In fact, notwithstanding the oft-cited claim that a family of four’s personal data could be worth $20,000 in annual income in the near future, that personal data is nearly worthless today. The Financial Times provides the analysis:
- “General information about a person, such as their age, gender and location is worth a mere $0.0005 per person, or $0.50 per 1,000 people.”
- “A person who is shopping for a car, a financial product or a vacation is more valuable to companies eager to pitch those goods. Auto buyers, for instance, are worth about $0.0021 a pop, or $2.11 per 1,000 people.”
- “Knowing that a woman is expecting a baby and is in her second trimester of pregnancy, for instance, sends the price tag for that information about her to $0.11.”
- “For $0.26 per person, buyers can access lists of people with specific health conditions or taking certain prescriptions.”
- “[T]he sum total for most individuals often is less than a dollar.”

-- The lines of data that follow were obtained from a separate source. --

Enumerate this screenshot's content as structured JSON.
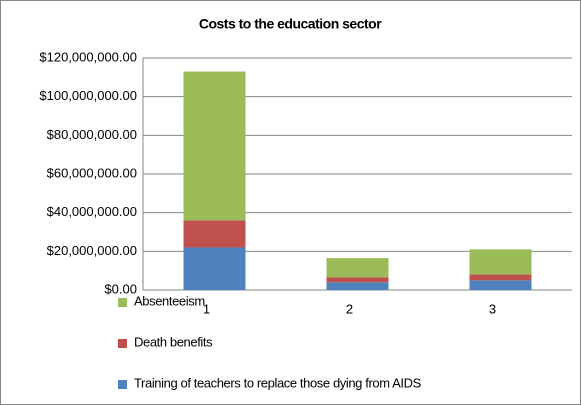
{
  "chart_data": {
    "type": "stacked-bar",
    "title": "Costs to the education sector",
    "categories": [
      "1",
      "2",
      "3"
    ],
    "series": [
      {
        "name": "Training of teachers to replace those dying from AIDS",
        "color": "#4f81bd",
        "values": [
          22000000,
          4000000,
          5000000
        ]
      },
      {
        "name": "Death benefits",
        "color": "#c0504d",
        "values": [
          14000000,
          2500000,
          3000000
        ]
      },
      {
        "name": "Absenteeism",
        "color": "#9bbb59",
        "values": [
          77000000,
          10000000,
          13000000
        ]
      }
    ],
    "ylim": [
      0,
      120000000
    ],
    "yticks": [
      {
        "value": 0,
        "label": "$0.00"
      },
      {
        "value": 20000000,
        "label": "$20,000,000.00"
      },
      {
        "value": 40000000,
        "label": "$40,000,000.00"
      },
      {
        "value": 60000000,
        "label": "$60,000,000.00"
      },
      {
        "value": 80000000,
        "label": "$80,000,000.00"
      },
      {
        "value": 100000000,
        "label": "$100,000,000.00"
      },
      {
        "value": 120000000,
        "label": "$120,000,000.00"
      }
    ],
    "grid": true,
    "legend": "bottom"
  }
}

So why are Facebook and Google worth hundreds of billions of dollars if personal data, a key input to their business models, is relatively worthless? It’s because, as Stratechery’s Ben Thompson explains, these companies are actually “data factories”:
Facebook quite clearly isn’t an industrial site (although it operates multiple data centers with lots of buildings and machinery), but it most certainly processes data from its raw form to something uniquely valuable both to Facebook’s products (and by extension its users and content suppliers) and also advertisers (and again, all of this analysis applies to Google as well)…. Data comes in from anywhere, and value—also in the form of data—flows out, transformed by the data factory.
Because they are factories, the entire value of the output cannot be ascribed to users’ personal data. Such a “data theory of value” is as much a fallacy as the labor theory of value. Data is but one input in addition to highly skilled labor (machine-learning engineers aren’t cheap!) and data centers. This is why “data dividend” schemes don’t add up. Facebook’s average revenue per user in the U.S. and Canada in 2020 was $163.86; giving the user 20% of that total would amount to only a few dollars per month.

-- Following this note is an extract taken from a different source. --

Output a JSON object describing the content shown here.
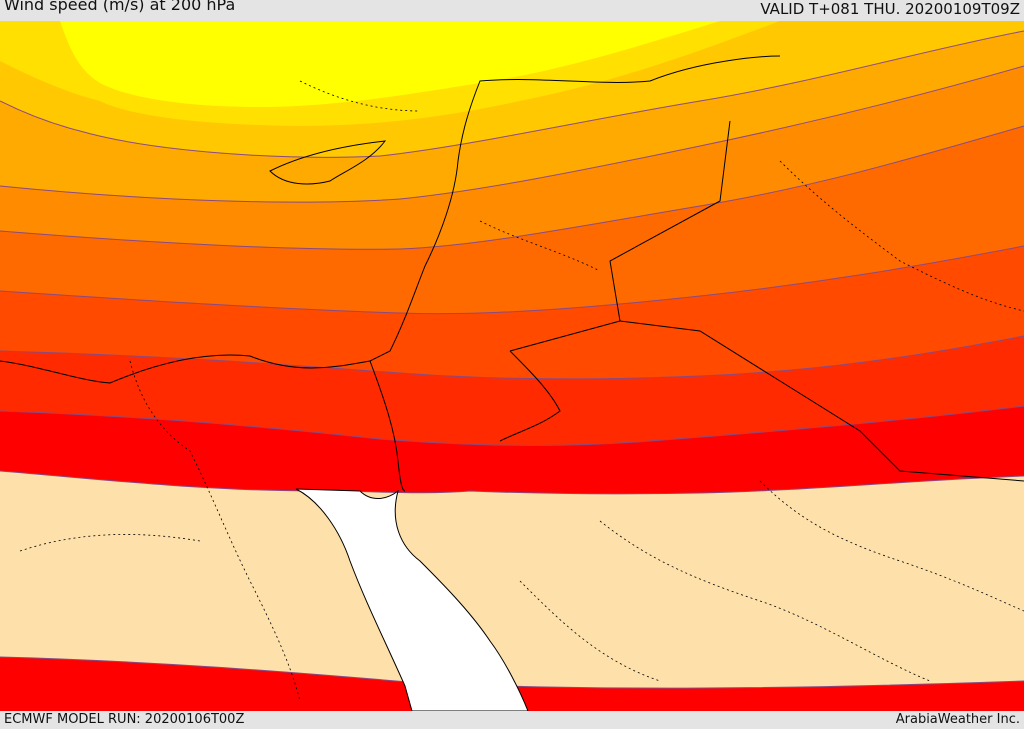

Privacy as an Instrumental Right
One way to sort through this mess is to start thinking of privacy as an instrumental right—one “meant to achieve certain social goals in fairness, safety, and autonomy,” as law professor Jane Bambauer put it last year, “not an end in itself.” This commonsense approach lacks the rhetorical flair of our modern-day Patrick Henrys who insist: “Give me privacy, or give me death.” But it better comports with most people’s values and with a realistic assessment of the trade-offs that they face.
Thinking of privacy as an instrumental right—as something that helps us get more of what we want in terms of other values—makes some of the problems around data markets more tractable. We could see that it is in everyone’s interest to make data more alienable—easier to buy and sell—which would, in turn, make our data more valuable. Policymakers should look for ways to subsidize the creation of publicly available data sets, facilitate data exchange, and implement strong privacy protections that limit third-party sharing of personal information.

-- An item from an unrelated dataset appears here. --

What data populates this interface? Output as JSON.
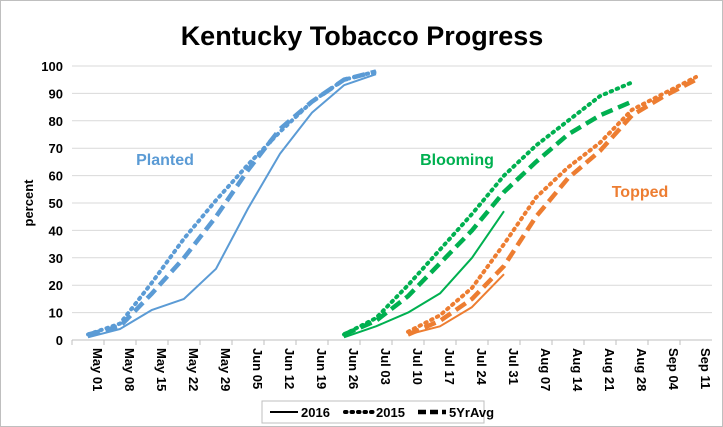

Unfortunately, recent privacy laws such as the General Data Protection Regulation (GDPR) in the EU are going in the wrong direction, framing privacy as an inalienable right that must never be traded away, even if doing so would make individuals better off. An unconventional coalition of liberals and conservatives skeptical of technological progress and worried about the power of Big Tech seem eager to follow. Doing so would stifle innovation, reduce investment, and harm consumers, while delivering no tangible benefit to anyone.